Too many boys and young men are unwoven from the fabric of our society. In sociological terms, they lack social capital. This is dangerous for them and for everyone else. These lonely, detached young men can become susceptible to reactionary voices, mostly online, who turn legitimate suffering into dangerous grievances. — Robert Putnam and Richard Reeves
For the first time in modern American history, young men are now more religious than their female peers. They attend services more often and are more likely to identify as religious. – New York Times
This past Sunday, I scanned our church from the top row of the nose bleed section and spotted a young man with a “Fear of God” sweatshirt. This is not your typical “Jesus” t-shirt, but a high-fashion line by Jerry Lorenzo, worn by hip-hop artists and L.A. celebrities.

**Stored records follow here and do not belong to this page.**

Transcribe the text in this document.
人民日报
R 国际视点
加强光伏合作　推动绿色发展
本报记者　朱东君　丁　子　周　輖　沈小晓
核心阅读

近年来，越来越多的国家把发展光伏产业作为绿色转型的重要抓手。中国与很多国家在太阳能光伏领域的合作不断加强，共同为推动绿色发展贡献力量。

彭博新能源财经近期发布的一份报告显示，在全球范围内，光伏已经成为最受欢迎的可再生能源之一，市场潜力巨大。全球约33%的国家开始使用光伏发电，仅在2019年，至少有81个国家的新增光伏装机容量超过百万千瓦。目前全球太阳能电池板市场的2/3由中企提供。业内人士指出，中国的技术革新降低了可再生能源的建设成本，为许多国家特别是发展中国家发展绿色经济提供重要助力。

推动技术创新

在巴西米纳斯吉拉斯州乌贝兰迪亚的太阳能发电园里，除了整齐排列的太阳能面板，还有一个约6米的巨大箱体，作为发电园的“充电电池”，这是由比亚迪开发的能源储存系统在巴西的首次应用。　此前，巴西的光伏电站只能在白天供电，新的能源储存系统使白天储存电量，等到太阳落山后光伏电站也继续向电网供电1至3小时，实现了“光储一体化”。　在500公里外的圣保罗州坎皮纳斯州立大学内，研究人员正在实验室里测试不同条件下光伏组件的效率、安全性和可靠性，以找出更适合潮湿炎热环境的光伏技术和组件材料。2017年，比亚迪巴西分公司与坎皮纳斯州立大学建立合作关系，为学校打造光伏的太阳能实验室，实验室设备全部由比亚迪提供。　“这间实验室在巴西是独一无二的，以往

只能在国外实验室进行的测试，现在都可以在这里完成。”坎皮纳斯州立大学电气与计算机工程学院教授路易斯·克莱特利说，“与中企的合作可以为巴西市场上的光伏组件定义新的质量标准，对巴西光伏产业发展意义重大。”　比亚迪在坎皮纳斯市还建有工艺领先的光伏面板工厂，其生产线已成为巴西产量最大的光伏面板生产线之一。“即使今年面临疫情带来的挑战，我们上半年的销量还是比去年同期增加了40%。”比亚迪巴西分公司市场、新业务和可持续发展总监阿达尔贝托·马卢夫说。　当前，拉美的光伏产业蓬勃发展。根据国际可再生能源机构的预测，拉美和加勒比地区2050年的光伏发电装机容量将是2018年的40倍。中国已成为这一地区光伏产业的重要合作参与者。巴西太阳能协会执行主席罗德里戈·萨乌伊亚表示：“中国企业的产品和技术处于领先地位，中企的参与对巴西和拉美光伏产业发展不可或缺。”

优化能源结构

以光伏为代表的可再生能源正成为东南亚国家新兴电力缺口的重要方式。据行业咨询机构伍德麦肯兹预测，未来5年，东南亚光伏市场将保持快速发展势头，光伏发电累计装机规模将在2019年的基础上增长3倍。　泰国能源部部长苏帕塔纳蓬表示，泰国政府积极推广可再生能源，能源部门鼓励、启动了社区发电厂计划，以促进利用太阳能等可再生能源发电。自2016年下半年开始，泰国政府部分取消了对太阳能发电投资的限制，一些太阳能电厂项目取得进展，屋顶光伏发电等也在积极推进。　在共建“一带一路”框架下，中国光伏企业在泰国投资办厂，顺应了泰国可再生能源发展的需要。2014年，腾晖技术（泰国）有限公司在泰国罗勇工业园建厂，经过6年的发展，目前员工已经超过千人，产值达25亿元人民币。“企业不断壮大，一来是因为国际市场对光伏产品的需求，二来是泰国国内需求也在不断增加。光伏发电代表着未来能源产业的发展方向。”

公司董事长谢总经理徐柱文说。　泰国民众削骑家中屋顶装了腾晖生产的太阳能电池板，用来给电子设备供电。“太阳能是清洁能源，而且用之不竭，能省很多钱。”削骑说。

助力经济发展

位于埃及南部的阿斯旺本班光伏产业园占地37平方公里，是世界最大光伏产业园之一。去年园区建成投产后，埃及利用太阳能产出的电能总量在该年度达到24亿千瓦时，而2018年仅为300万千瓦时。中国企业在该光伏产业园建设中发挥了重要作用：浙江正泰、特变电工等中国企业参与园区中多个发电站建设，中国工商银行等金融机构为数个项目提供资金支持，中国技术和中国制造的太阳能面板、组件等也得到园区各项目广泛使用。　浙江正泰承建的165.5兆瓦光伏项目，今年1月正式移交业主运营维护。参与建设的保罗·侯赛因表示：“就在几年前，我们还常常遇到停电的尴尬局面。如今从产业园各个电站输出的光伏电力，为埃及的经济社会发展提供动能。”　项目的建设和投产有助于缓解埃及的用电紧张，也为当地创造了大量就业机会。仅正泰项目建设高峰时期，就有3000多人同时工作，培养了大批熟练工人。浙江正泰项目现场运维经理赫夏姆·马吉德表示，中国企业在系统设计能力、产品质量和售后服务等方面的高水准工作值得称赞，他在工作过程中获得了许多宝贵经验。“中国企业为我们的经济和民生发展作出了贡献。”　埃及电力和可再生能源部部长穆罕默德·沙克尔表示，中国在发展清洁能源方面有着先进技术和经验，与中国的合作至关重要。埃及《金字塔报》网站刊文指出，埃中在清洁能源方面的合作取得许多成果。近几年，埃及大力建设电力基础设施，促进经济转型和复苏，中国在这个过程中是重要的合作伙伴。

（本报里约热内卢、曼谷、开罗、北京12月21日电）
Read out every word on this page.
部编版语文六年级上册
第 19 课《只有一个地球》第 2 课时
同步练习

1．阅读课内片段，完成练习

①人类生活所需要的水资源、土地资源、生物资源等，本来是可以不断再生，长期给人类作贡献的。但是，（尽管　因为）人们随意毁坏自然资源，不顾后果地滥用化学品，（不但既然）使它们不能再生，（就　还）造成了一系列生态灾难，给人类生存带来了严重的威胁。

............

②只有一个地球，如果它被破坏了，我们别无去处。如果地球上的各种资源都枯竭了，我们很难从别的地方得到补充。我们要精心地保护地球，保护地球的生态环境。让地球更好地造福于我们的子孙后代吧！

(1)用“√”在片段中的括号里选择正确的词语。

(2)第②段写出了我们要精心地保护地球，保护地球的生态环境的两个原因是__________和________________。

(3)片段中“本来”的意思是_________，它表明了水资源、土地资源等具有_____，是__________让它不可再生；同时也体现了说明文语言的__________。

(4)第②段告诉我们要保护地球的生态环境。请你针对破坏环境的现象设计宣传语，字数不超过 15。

“I just love that juxtaposition of what ‘fear of God’ means in terms of the clouds and darkness around the Kingdom of God. I was reading that devotion with my parents when I came up with the name. Growing up in church, anything Christian on a t-shirt was always corny and never landed.” Lorenzo said. “The name Fear of God just felt like it had that coolness to it. Obviously God is beyond the question of cool/not cool, but it was cool enough that it gave me something that I could put on our brand. And because I’m not the number one fashion dude, It gives me the gas to continue to push this thing, because I know there’s a bigger message behind it.”
Jerry Lorenzo
The young man was aware of the brand positioning of Fear of God, although his parents were not. Cool, but not cheesy. Strong, but not combative. Young men have been flailing for several decades, called the oppressor and told their masculinity is toxic, yet feeling without hope or a future. Some are turning to God to find purpose and grounding. This is the moment we are in, and as one of the country’s leading religious demographers, Ryan Burge, noted: “We’ve never seen it before.”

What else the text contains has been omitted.